All aboard the helicopter thankfully survived the impact. But for Alex, the worst was yet to come.
“After we crashed, I remember I was hanging upside down from my seatbelt. That was the only pain I could feel,” he said.
“I tried to undo my seatbelt, but I couldn’t. So, I tried to stand up to take the pain off my waist but I wasn’t able to do that.”
Local first responders rushed to the scene to stabilise the patients and Alex was loaded onto a helicopter bound for the closest clinic, Yulara Health Centre, to meet the RFDS, who had been alerted and tasked from its Alice Springs Base.
The RFDS crew with a specialist from the Medical Retrieval Consultation Centre (MRaCC) took as much equipment as the aircraft could carry, allowing for every eventuality, due to the violent nature of helicopter crashes and likelihood of spinal injuries.
On arrival, Alex was assessed by the team, who did an ultrasound to check for internal damage, stabilised him and safely immobilised him, before he was safely airlifted to Adelaide for further treatment.
“The RFDS crew was excellent, very professional, very calming – it was just comforting to know that they were there to support me in this terrible time.
“At no point did I feel that I was as bad as what I was.”
Alex was taken to the Royal Adelaide Hospital, where he underwent X-rays and scans before going into surgery for seven hours. Emerging from the operating theatre with titanium rods holding up his spine, Alex was told that his 13th vertebra had been destroyed.
He received the devastating news that he would never walk again.
"There was no sugar coating it or anything – it was, ‘Look Alex, these are your injuries and unfortunately you will never walk again.'"
“That was heartbreaking and knocked the wind right out of me. It’s something no one should hear.
“But I do remember at the time that I was very adamant that I was going to walk again… I just kept saying that I would.”
Alex was diagnosed as a complete paraplegic, meaning he has no feeling or movement from the waist down.
But he didn’t let this halt him on his journey to get back on his feet.
For the past four and a half years, Alex has been working on his rehabilitation with the help of NeuroPhysics, an exercise-based therapy that helps train new neural pathways in the brain to help the legs function.
When Alex first started therapy, he could barely get out of his chair. Today, he can leg-press his own body weight.
“I’ve gone from walking wearing calipers and using a wheelie walker… to now where I’m just walking, no knee braces, no supports, purely just the wheelie walker,” he said.

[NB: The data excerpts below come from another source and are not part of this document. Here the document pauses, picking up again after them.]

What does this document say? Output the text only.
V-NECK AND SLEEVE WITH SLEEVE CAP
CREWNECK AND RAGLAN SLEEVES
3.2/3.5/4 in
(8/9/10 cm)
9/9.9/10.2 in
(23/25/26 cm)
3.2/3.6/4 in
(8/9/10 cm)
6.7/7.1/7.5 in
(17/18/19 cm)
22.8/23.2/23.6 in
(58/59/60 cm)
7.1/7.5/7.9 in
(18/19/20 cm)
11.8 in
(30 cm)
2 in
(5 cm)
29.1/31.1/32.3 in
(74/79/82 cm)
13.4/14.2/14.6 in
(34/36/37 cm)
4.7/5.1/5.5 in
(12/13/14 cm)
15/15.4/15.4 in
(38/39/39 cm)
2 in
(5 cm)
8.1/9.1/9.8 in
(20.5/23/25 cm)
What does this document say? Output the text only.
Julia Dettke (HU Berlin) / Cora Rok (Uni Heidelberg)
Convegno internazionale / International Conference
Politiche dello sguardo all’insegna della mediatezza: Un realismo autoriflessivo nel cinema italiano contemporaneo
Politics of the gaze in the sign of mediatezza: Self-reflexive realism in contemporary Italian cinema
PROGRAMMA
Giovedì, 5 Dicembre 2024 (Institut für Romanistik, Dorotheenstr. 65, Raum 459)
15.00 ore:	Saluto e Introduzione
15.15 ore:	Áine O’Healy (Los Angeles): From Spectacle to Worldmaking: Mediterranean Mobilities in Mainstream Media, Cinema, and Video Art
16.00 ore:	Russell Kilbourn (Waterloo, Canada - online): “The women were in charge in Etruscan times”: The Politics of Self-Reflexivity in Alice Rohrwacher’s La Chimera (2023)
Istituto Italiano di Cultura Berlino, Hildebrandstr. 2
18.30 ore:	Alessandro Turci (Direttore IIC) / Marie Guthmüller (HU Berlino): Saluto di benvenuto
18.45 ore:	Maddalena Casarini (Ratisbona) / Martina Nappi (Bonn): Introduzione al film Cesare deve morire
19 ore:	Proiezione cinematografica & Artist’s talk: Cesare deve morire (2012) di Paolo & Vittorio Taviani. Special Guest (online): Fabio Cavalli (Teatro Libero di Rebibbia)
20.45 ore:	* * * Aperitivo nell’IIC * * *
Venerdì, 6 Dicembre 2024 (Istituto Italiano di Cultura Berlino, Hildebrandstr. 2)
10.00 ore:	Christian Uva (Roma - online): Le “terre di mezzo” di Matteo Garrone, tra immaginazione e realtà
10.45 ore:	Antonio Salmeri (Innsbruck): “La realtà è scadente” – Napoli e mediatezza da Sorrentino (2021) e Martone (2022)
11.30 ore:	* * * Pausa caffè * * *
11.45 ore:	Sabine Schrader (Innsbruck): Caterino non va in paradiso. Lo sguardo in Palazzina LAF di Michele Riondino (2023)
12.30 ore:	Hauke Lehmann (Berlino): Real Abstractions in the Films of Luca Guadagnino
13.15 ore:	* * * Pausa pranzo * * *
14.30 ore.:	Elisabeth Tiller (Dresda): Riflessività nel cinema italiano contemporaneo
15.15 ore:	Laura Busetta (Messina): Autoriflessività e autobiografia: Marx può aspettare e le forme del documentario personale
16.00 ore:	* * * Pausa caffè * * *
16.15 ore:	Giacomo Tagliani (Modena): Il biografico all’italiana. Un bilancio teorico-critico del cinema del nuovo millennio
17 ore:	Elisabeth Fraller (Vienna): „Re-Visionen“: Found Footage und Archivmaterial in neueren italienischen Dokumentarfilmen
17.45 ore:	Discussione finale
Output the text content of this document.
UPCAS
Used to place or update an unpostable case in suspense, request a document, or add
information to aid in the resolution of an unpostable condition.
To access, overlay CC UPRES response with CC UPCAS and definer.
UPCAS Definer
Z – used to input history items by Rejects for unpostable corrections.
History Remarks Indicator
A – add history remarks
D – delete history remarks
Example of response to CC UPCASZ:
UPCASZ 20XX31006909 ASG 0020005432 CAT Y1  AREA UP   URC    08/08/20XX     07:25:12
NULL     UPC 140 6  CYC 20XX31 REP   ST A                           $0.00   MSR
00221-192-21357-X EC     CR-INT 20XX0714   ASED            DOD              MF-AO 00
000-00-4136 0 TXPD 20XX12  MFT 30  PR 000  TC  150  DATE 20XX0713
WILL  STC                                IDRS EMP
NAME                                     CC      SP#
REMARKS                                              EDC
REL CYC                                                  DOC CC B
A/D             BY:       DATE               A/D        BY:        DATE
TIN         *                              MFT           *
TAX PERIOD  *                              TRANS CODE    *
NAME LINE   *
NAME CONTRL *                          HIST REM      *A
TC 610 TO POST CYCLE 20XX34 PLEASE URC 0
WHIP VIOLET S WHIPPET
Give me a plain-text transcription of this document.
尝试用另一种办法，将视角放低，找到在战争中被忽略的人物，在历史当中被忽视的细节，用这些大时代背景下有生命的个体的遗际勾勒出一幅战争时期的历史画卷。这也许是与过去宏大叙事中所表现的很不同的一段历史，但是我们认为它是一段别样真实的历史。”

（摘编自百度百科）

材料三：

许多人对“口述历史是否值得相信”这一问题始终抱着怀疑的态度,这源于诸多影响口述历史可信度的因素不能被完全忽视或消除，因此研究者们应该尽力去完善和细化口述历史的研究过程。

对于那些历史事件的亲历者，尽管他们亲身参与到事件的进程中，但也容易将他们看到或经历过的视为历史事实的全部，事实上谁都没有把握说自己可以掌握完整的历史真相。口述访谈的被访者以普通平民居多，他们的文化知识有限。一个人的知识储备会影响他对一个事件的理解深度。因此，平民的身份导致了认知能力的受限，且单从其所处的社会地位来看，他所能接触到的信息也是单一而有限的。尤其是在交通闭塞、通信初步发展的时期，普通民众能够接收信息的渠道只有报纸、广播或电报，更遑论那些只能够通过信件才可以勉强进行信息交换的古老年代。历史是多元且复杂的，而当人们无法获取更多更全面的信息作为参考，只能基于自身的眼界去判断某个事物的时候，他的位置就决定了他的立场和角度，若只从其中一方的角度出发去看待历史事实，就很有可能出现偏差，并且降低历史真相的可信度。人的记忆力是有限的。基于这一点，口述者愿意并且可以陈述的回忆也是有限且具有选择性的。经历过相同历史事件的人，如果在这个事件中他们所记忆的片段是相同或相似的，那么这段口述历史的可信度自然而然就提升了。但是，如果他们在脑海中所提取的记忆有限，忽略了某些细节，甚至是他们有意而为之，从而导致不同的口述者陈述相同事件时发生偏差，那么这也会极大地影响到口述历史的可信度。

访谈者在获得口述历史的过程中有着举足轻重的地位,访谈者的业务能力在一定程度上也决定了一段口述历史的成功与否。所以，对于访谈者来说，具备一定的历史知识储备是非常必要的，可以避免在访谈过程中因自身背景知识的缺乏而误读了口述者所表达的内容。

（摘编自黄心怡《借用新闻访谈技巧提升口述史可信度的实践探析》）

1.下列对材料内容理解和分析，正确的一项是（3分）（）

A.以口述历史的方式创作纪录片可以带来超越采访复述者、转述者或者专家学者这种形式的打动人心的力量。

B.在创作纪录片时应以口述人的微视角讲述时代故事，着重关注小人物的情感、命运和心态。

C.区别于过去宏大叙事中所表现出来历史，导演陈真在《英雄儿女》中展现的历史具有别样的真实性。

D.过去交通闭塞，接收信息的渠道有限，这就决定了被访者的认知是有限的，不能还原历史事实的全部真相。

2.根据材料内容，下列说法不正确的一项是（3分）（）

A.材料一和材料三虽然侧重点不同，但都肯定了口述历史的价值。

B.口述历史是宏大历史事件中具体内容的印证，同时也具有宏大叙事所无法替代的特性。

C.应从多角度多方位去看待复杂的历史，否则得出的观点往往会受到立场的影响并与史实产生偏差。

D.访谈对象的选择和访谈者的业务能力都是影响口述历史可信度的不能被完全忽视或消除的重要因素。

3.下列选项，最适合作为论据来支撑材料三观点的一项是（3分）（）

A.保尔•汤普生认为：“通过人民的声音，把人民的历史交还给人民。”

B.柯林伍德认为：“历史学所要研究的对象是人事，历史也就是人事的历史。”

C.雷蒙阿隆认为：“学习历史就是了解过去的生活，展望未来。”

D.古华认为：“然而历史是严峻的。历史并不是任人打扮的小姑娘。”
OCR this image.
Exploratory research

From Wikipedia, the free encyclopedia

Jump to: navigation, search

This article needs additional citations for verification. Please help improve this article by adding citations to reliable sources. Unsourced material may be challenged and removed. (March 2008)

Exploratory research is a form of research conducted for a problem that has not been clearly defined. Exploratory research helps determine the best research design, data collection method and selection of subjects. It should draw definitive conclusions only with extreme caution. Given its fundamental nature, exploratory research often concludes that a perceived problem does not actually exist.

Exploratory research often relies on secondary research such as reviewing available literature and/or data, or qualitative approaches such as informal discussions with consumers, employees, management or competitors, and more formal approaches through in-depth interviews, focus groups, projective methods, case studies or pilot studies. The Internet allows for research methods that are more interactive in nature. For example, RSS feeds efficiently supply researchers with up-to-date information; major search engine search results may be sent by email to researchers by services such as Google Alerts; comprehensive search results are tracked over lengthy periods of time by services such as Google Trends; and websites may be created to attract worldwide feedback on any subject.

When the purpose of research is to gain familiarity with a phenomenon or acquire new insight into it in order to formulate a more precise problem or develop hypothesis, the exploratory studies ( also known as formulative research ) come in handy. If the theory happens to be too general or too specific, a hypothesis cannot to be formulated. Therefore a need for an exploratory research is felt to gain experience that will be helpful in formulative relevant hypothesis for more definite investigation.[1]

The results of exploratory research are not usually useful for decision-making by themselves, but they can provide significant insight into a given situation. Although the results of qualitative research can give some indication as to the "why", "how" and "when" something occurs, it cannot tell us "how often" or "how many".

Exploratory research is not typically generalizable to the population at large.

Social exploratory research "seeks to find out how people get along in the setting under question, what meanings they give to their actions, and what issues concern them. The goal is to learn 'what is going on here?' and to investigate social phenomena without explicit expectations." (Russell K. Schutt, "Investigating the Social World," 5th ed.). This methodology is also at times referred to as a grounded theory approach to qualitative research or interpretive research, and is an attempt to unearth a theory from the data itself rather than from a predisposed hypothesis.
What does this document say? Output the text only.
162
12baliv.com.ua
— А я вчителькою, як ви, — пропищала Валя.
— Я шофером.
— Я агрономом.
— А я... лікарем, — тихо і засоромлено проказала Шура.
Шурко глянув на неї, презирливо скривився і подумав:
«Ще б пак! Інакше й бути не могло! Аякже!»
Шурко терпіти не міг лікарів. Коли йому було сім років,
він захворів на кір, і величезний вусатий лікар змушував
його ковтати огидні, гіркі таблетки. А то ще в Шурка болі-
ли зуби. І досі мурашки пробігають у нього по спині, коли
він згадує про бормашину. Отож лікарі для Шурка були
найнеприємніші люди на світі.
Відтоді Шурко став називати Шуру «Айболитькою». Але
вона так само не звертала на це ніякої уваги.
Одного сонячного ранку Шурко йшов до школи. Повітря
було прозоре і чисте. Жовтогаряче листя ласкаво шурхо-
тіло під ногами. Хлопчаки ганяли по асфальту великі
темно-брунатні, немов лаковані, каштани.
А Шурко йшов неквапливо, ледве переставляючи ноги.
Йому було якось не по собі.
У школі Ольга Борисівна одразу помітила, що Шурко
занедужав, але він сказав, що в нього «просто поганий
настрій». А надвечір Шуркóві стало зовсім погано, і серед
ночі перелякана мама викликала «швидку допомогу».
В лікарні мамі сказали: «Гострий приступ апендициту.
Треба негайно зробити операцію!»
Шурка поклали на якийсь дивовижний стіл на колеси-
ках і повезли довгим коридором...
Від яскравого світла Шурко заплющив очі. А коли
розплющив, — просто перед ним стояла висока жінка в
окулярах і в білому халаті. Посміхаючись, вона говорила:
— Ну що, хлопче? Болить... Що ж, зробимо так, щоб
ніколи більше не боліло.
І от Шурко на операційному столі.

“To look back on being told I’d spend the rest of my life in a wheelchair, to where I am now, walking by myself and seeing my legs start to regain muscle and strength – it’s incredible.”
In May 2021, three years after the accident, Alex visited crews at the RFDS Alice Springs Base to hand over a $5,000 donation.
“To me, the Royal Flying Doctor Service means the world. Without their fast response, their care, their professionalism, their ability to know what’s happening where I need to be and what was going on, I wouldn’t be where I am today,” he said.
“The Royal Flying Doctor Service played a massive part in my recovery.”
Alex said he also owes it to his family for keeping him motivated, especially on his down days.
His dad, Alex Lawrie Snr describes his son as an inspiration to everyone who knows him and said the RFDS provided the comfort to his family when they needed it most.
“I had every parent’s worst nightmare in receiving a phone call that this had happened,” he said.
“But the moment that I spoke to the people that were looking after him in care – the RFDS, the doctors – it had a calming influence on our family and I knew that he couldn’t get better treatment and professionalism.”